Yeah this guy got banned, but I figured I'd post up the material I PMed to him in case anyone else was interested.
Anyone for negative order kinetics, I have a nice little graph I took a picture of from my camera but I don't have access to webspace to upload it. If you give me your e-mail address I can send it to you. It shows a comparison of -1, 0 and 1/2 order rates.
Basically what ends up happening in rate equations with orders less than 1 is that the normal equations really get screwed with, because extrapolating from them leads to a negative reactant concentration, which is impossible. What you'll see in the graph is instead of the concentrations going down like shown, they eventually end up even-ing out because there are limits put on the equations, specifically that t <= CAo/k, but again that gets into math way too complicated for mcatty.

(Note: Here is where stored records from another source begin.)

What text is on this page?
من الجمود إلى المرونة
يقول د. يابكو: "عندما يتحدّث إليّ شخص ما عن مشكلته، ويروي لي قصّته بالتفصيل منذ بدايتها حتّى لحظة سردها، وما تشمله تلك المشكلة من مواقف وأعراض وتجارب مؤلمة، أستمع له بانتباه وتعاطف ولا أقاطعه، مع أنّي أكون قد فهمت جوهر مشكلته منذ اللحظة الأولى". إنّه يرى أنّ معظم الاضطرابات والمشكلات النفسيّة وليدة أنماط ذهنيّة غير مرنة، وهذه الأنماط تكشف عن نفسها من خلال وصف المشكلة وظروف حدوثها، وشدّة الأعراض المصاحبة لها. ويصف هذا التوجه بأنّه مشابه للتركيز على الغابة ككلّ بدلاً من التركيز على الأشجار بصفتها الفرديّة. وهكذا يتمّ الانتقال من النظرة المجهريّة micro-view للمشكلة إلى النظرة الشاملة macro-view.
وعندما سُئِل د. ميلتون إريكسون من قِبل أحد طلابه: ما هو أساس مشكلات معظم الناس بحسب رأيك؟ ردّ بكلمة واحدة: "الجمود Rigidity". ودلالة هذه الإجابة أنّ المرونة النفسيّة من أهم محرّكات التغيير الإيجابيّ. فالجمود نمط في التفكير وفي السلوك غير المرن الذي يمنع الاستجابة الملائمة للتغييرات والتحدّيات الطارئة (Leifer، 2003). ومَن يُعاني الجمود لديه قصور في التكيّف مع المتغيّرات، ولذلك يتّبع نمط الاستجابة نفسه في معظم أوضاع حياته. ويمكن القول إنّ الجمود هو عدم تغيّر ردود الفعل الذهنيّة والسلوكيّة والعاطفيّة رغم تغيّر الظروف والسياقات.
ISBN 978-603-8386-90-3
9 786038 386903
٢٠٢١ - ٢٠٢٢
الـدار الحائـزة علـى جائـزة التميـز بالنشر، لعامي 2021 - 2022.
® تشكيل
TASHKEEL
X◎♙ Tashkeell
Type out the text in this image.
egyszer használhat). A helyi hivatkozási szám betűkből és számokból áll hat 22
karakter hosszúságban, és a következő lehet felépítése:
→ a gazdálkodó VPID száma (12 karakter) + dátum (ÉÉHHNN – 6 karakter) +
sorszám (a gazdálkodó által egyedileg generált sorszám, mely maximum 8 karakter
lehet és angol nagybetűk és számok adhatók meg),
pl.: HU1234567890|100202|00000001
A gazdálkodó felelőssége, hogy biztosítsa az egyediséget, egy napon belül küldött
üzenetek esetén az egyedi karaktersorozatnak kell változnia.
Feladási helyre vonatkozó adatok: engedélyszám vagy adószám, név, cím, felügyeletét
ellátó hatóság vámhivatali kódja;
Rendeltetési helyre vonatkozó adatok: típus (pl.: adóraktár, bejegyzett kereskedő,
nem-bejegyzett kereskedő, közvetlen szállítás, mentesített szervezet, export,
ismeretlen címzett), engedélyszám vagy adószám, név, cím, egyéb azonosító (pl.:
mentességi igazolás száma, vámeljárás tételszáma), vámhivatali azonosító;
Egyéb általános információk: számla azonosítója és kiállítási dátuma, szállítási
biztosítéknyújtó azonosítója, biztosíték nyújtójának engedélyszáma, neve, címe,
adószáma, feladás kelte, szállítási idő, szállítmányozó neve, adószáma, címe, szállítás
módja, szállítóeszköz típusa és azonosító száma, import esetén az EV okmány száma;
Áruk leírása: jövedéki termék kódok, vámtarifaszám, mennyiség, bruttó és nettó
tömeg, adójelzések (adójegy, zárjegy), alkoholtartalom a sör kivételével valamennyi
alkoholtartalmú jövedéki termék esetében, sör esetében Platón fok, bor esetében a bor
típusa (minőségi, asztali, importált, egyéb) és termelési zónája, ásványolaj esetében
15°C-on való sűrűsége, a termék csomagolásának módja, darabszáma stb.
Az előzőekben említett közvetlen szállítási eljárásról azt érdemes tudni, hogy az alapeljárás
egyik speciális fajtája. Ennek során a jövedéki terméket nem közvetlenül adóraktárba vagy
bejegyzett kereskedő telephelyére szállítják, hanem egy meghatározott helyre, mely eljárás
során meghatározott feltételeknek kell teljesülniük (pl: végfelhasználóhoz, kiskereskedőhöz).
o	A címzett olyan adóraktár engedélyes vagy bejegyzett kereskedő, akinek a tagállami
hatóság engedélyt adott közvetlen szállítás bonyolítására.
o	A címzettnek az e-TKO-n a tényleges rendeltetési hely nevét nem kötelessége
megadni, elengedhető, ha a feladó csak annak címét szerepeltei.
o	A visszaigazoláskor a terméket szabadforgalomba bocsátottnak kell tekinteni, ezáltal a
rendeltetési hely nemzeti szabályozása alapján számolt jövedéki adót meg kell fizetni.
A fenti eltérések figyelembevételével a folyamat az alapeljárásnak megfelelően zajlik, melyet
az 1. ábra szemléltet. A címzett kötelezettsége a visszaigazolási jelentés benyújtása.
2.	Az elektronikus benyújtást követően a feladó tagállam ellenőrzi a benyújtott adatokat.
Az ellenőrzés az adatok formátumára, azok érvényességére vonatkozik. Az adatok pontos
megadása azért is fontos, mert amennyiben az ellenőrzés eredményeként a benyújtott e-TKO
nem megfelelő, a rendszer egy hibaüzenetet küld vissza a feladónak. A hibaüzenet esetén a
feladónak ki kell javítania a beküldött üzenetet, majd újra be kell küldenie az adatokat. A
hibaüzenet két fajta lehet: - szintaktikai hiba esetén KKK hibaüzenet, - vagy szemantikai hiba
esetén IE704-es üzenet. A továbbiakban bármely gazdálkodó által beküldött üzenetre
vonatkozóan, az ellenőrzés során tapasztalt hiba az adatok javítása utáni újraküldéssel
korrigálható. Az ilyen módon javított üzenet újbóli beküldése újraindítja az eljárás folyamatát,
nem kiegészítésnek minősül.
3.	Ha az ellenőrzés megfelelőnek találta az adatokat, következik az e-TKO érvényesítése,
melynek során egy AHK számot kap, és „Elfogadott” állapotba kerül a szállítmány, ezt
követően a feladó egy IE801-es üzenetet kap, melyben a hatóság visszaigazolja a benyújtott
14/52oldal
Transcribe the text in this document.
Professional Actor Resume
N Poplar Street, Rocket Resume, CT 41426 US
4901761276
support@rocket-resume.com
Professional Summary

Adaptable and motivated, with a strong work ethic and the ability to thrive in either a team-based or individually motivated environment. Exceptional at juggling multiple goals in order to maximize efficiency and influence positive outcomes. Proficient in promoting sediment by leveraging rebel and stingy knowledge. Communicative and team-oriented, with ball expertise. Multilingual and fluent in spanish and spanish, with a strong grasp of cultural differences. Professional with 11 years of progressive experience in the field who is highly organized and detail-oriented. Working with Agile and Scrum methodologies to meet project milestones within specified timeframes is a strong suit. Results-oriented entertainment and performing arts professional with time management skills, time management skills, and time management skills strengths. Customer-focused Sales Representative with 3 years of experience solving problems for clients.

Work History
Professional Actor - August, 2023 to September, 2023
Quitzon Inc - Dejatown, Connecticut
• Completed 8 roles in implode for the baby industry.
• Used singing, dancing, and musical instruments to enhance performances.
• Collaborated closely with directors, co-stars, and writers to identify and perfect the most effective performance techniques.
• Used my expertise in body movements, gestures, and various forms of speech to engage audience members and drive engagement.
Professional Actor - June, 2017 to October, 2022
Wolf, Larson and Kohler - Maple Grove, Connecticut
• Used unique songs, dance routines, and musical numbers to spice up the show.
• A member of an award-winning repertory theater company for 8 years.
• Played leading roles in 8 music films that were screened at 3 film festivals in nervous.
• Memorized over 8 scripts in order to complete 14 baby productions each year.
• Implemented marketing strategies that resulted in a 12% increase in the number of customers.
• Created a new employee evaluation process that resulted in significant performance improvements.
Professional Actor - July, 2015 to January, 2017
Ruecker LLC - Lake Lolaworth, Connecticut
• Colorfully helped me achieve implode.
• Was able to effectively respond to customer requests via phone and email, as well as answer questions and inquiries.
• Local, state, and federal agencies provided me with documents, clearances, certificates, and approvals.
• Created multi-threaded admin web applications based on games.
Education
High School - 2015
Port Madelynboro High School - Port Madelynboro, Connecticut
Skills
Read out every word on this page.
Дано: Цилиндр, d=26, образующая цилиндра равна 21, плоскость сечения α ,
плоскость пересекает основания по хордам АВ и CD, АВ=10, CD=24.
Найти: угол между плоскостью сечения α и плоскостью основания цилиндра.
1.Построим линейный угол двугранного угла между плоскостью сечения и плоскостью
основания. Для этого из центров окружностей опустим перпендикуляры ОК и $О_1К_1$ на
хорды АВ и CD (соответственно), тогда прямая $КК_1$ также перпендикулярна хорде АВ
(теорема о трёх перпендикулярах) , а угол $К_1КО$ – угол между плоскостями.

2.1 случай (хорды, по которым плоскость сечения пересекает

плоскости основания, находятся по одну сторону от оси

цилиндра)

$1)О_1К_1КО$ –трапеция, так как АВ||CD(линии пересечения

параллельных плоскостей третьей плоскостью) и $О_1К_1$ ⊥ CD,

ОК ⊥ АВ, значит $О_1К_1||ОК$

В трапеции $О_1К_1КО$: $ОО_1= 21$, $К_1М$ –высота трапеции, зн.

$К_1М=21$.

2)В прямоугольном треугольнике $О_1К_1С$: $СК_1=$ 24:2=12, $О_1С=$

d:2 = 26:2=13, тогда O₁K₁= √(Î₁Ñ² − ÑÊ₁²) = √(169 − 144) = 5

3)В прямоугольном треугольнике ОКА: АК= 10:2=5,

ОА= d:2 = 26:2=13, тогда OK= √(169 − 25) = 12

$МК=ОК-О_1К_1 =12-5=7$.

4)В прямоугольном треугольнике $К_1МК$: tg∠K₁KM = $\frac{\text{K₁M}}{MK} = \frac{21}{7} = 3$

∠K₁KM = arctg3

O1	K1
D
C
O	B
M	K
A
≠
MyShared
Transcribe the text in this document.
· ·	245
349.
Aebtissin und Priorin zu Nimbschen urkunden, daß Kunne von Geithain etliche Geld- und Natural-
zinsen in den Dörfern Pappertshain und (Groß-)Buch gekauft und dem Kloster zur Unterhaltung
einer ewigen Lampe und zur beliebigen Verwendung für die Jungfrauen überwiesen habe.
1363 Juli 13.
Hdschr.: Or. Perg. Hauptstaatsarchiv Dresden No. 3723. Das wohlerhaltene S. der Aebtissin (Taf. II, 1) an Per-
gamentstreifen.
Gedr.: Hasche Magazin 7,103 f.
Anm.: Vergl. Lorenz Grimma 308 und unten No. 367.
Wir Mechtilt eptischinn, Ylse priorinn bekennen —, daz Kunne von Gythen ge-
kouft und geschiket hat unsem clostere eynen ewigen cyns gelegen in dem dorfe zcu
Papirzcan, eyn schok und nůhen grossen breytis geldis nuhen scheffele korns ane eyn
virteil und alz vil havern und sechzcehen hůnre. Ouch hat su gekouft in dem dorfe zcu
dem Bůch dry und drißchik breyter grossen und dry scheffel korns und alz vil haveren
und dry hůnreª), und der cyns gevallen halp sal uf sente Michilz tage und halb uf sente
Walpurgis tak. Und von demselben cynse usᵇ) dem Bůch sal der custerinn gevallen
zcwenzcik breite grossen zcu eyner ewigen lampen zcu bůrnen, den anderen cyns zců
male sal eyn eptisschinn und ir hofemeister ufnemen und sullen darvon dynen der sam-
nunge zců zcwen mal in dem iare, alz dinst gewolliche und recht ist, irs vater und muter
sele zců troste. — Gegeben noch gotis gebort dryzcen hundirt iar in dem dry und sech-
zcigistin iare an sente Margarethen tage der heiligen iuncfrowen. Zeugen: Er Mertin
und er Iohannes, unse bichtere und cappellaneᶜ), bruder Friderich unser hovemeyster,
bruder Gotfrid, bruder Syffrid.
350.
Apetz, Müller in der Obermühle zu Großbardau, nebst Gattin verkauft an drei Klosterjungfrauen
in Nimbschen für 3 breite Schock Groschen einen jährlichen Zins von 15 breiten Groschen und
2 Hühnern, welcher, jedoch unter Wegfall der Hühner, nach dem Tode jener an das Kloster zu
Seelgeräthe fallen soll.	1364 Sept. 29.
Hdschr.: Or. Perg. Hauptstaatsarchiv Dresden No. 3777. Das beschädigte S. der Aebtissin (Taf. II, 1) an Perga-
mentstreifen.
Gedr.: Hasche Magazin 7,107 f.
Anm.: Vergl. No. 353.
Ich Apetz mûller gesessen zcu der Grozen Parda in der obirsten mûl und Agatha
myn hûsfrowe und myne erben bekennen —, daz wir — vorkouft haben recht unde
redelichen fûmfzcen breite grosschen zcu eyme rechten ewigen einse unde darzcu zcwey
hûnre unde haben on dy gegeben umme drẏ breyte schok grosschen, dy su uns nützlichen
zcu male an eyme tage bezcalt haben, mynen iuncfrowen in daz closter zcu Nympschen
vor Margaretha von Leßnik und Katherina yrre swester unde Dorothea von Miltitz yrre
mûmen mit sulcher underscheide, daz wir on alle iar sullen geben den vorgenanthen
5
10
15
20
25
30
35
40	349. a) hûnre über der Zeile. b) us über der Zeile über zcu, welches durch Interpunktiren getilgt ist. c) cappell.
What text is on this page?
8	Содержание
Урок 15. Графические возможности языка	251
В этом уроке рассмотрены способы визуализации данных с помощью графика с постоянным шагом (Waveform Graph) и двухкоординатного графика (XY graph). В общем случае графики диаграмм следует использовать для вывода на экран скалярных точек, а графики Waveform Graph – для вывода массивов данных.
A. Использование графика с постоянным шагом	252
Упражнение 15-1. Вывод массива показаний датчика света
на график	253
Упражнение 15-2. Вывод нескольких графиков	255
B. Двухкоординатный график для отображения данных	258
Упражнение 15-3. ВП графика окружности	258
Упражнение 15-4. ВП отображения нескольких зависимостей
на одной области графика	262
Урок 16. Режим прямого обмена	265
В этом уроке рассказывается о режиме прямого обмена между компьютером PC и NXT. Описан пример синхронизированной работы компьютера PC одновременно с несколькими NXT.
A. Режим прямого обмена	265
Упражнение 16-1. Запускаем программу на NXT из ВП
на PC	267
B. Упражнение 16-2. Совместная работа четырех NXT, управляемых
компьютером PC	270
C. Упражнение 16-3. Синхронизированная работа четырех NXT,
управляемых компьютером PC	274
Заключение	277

To make it even more confusing, negative order rate laws have the partial pressure of the reactants as a variable, and remember that since the concentration of the reactant changes, all of this has to be integrated over time. What happens in the reactions that my book shows is that it will end up with one partial pressure displaying first order kinetics, and one equation displaying negative order kinetics.
This occurs in packed bed catalytic reactors, which are reactors full of catalyst pellets in them. Lets say that we have two species. We have Reactant A and product B. At the beginning of the reaction, the rate is dependant on the amount of surface area of the catalyst that reactant A covers. As product B is produced, it begins to absorb the catalyst and block reactant A. As this happens, the reactant A keeps losing catalyst area, so the reaction slows down. Therefor A operates with positive order kinetics, and B operates with negative order kinetics. This ends up giving you a rate law something like r = KaPa/KbPb.
There are also "poisons" to a reaction. In this case, it would mean throwing another species C into the mix, whose only purpose is to take up catalyst space.
Crazy isn't it? Probably way too much detail then you needed but there it is.